Thursday, 8 May 2008




The headline figure of 25,264 individual insolvencies for the first quarter of 2008 gives cause for alarm as it does not include a key group of debtors. Those in Debt Management Plans (DMPs) do not show up in these figures as they do not need to be recorded or registered. DMPs are non-statutory solution to an individual's debt problems and have for many years exceeded the number of bankruptcies and IVAs combined.

Therefore R3 calls on the Government (and the Insolvency Service) to start recording DMPs to give the full picture.

Debt Management Plans can often become ‘debt slavery’ where there is no guaranteed write-off of any debt, no interest reduction or debt forgiveness. We have heard of such plans can running for decades, compared to an IVA’s typically 5-year term.

First quarter figures for 2008 released today by the Insolvency Service show an increase in the number of individual insolvencies of 1.7% on the fourth quarter of 2007. The number of IVAs has increased from 9,218 in the fourth quarter of 2007 to 9,614 in the first quarter of 2008 an increase of 4.3%.

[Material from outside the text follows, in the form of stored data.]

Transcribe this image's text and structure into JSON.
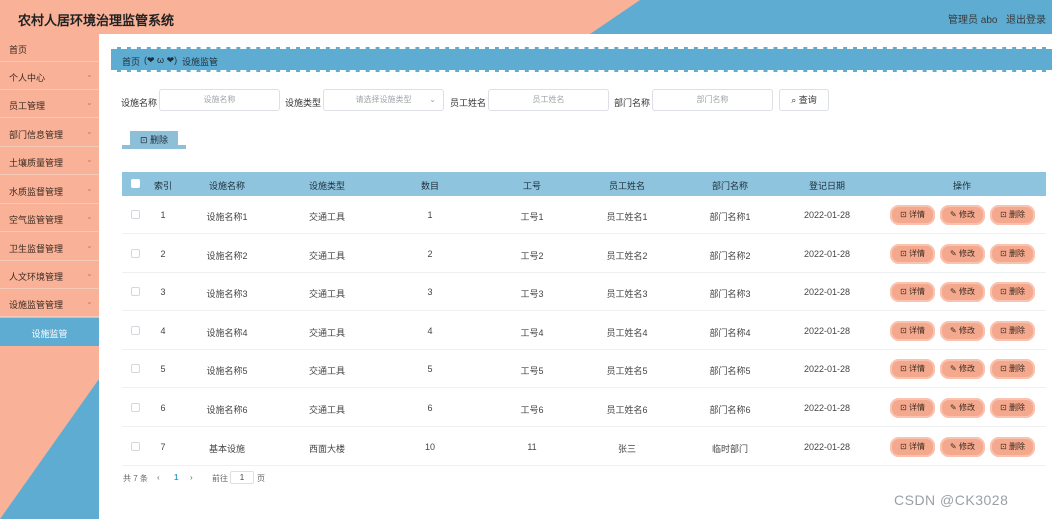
{
  "header": {
    "title": "农村人居环境治理监管系统",
    "admin_text": "管理员 abo",
    "logout": "退出登录"
  },
  "sidebar": {
    "items": [
      {
        "label": "首页",
        "chevron": ""
      },
      {
        "label": "个人中心",
        "chevron": "⌄"
      },
      {
        "label": "员工管理",
        "chevron": "⌄"
      },
      {
        "label": "部门信息管理",
        "chevron": "⌄"
      },
      {
        "label": "土壤质量管理",
        "chevron": "⌄"
      },
      {
        "label": "水质监督管理",
        "chevron": "⌄"
      },
      {
        "label": "空气监管管理",
        "chevron": "⌄"
      },
      {
        "label": "卫生监督管理",
        "chevron": "⌄"
      },
      {
        "label": "人文环境管理",
        "chevron": "⌄"
      },
      {
        "label": "设施监管管理",
        "chevron": "⌄"
      }
    ],
    "sub_item": "设施监管"
  },
  "breadcrumb": {
    "home": "首页",
    "emoji": "(❤ ω ❤)",
    "current": "设施监管"
  },
  "search": {
    "facility_name_label": "设施名称",
    "facility_name_placeholder": "设施名称",
    "facility_type_label": "设施类型",
    "facility_type_placeholder": "请选择设施类型",
    "staff_name_label": "员工姓名",
    "staff_name_placeholder": "员工姓名",
    "dept_label": "部门名称",
    "dept_placeholder": "部门名称",
    "query_button": "查询"
  },
  "toolbar": {
    "delete_label": "删除"
  },
  "table": {
    "headers": {
      "index": "索引",
      "name": "设施名称",
      "type": "设施类型",
      "count": "数目",
      "staff_no": "工号",
      "staff_name": "员工姓名",
      "dept": "部门名称",
      "date": "登记日期",
      "ops": "操作"
    },
    "rows": [
      {
        "index": "1",
        "name": "设施名称1",
        "type": "交通工具",
        "count": "1",
        "staff_no": "工号1",
        "staff_name": "员工姓名1",
        "dept": "部门名称1",
        "date": "2022-01-28"
      },
      {
        "index": "2",
        "name": "设施名称2",
        "type": "交通工具",
        "count": "2",
        "staff_no": "工号2",
        "staff_name": "员工姓名2",
        "dept": "部门名称2",
        "date": "2022-01-28"
      },
      {
        "index": "3",
        "name": "设施名称3",
        "type": "交通工具",
        "count": "3",
        "staff_no": "工号3",
        "staff_name": "员工姓名3",
        "dept": "部门名称3",
        "date": "2022-01-28"
      },
      {
        "index": "4",
        "name": "设施名称4",
        "type": "交通工具",
        "count": "4",
        "staff_no": "工号4",
        "staff_name": "员工姓名4",
        "dept": "部门名称4",
        "date": "2022-01-28"
      },
      {
        "index": "5",
        "name": "设施名称5",
        "type": "交通工具",
        "count": "5",
        "staff_no": "工号5",
        "staff_name": "员工姓名5",
        "dept": "部门名称5",
        "date": "2022-01-28"
      },
      {
        "index": "6",
        "name": "设施名称6",
        "type": "交通工具",
        "count": "6",
        "staff_no": "工号6",
        "staff_name": "员工姓名6",
        "dept": "部门名称6",
        "date": "2022-01-28"
      },
      {
        "index": "7",
        "name": "基本设施",
        "type": "西面大楼",
        "count": "10",
        "staff_no": "11",
        "staff_name": "张三",
        "dept": "临时部门",
        "date": "2022-01-28"
      }
    ],
    "op_labels": {
      "detail": "⊡ 详情",
      "edit": "✎ 修改",
      "delete": "⊡ 删除"
    }
  },
  "pagination": {
    "total": "共 7 条",
    "prev": "‹",
    "current": "1",
    "next": "›",
    "goto": "前往",
    "page_value": "1",
    "page_suffix": "页"
  },
  "watermark": "CSDN @CK3028",
  "colors": {
    "peach": "#f9b298",
    "blue": "#5eacd2",
    "table_header": "#8ec4de",
    "op_button": "#f4a98e"
  }
}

Nick O’Reilly, President of R3 outlined the following concerns;

“The true number of individual unable to pay their debts in the UK could be three times higher than the Insolvency Service’s figures due to those in Debt Management Plans not being counted. R3 members, 97% of Insolvency Practitioners all over the UK, expect to see these figures continue to climb as the effects of the credit crunch seep through. I do not think we have seen the worst of it yet, as there is a time lag of at least six months as people go through the insolvency process.”